As per the terms of the original agreement the U.S. had to pay for the construction of the highway but 6 months after the war ended the Canadian portion, which was over 2,200 kilometers, would be turned over to Canada. Over the years the highway has been rerouted and straightened in many sections with the result that it's now nearly 500 kilometers shorter. The Alaska highway has also been completely paved making for a safe and comfortable drive.
Stopping only to check out the rest areas at Duhu Lake and Andy Bailey Park we enjoyed a leisurely ride to Fort Nelson. Considered the real Mile 0 of the Alaska Highway since there was already a road from Fort St. John to Fort Nelson, the town was once a bustling service centre to the gas industry and local sawmills and is the hub between Yukon and Fort St. John. But with collapsing commodity prices it has fallen on hard times. Its principal attraction now is the colourful heritage museum.
Kluane National Park and Reserve is bordered by the Alaska Highway to the northwest and the Haines Highway to the southeast. On our first day we headed out on the Haines Highway, and our first place to stop for a pleasant stroll was the pretty Kathleen Lake.
Next on the list was Rock Glacier which gave us a little elevation and a nice view of Dezadeash Lake. It was also an interesting display of trail building with the way rocks had been placed in order to facilitate walking through the glacier debris.
Quickly flying up one of the glacier fed river valleys we soon came across the sight of some slow moving glaciers etching their path through the mountains. Higher and higher we climbed as we followed them to try and view the icefields at their source. At 10,000 feet above sea level we could see the mountain peaks rising above the icefields that never melt but continue to feed the various glaciers including the immense Malaspina and Hubbard Glaciers.
The dredge's location in Bonanza Creek Road is just down the road from where Skookum Jim, Tagish Charlie, and George Carmack made the original gold discovery on August 17, 1896.

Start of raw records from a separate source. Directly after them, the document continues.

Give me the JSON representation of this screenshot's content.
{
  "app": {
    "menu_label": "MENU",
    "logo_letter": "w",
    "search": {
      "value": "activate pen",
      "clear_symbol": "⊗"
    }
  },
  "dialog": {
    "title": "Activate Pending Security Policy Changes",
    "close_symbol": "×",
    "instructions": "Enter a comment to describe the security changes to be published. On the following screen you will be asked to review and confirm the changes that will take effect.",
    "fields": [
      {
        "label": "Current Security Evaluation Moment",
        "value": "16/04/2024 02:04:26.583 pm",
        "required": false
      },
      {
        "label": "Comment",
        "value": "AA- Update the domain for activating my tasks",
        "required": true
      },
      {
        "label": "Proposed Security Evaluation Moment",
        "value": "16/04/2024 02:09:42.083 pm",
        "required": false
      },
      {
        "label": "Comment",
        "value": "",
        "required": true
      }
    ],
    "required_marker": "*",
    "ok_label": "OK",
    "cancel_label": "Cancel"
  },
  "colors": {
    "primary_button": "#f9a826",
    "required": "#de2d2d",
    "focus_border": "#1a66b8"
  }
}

Decided to go for a drive on the Top Of The World Highway, an alternate route that connects Dawson City to the Alaska Highway and is only open for a few months of the year. First step was getting on the free ferry shuttle across the Yukon River. Once across the river the road climbs steeply and the mountainside seems to slip away very precariously on one side or the other. As you climb higher the trees disappear and you seem to be in the middle of the clouds. With the wind blowing it gets very cold, but there is a strange other world beauty to being up on these windswept hills where you really do feel you are on top of the world. At the closed border we turned back and took in a view of Dawson City from another angle.
The bar had a colourful collection of historic photos and various stuffed animals from the area, and was a warm inviting refuge where everyone gathered to share stories and count their blessings if they didn't receive the Dempster gift of a free flat tire. It also offered hearty meals for the hungry and an opportunity to take stock for the next phase of the journey.
After a great night's sleep we were on our way the next day to complete the Dempster and our first stop was the Arctic Circle.
The vast expanse of the colourful empty tundra reminded me of the African Serengeti for the reason it also performs a vital role in the annual migration of thousands of various ungulates. In this case it's the Porcupine Caribou herd, one of the largest migratory barren ground caribou herds in North America, numbering between 100,000-200,000 animals, that winters here.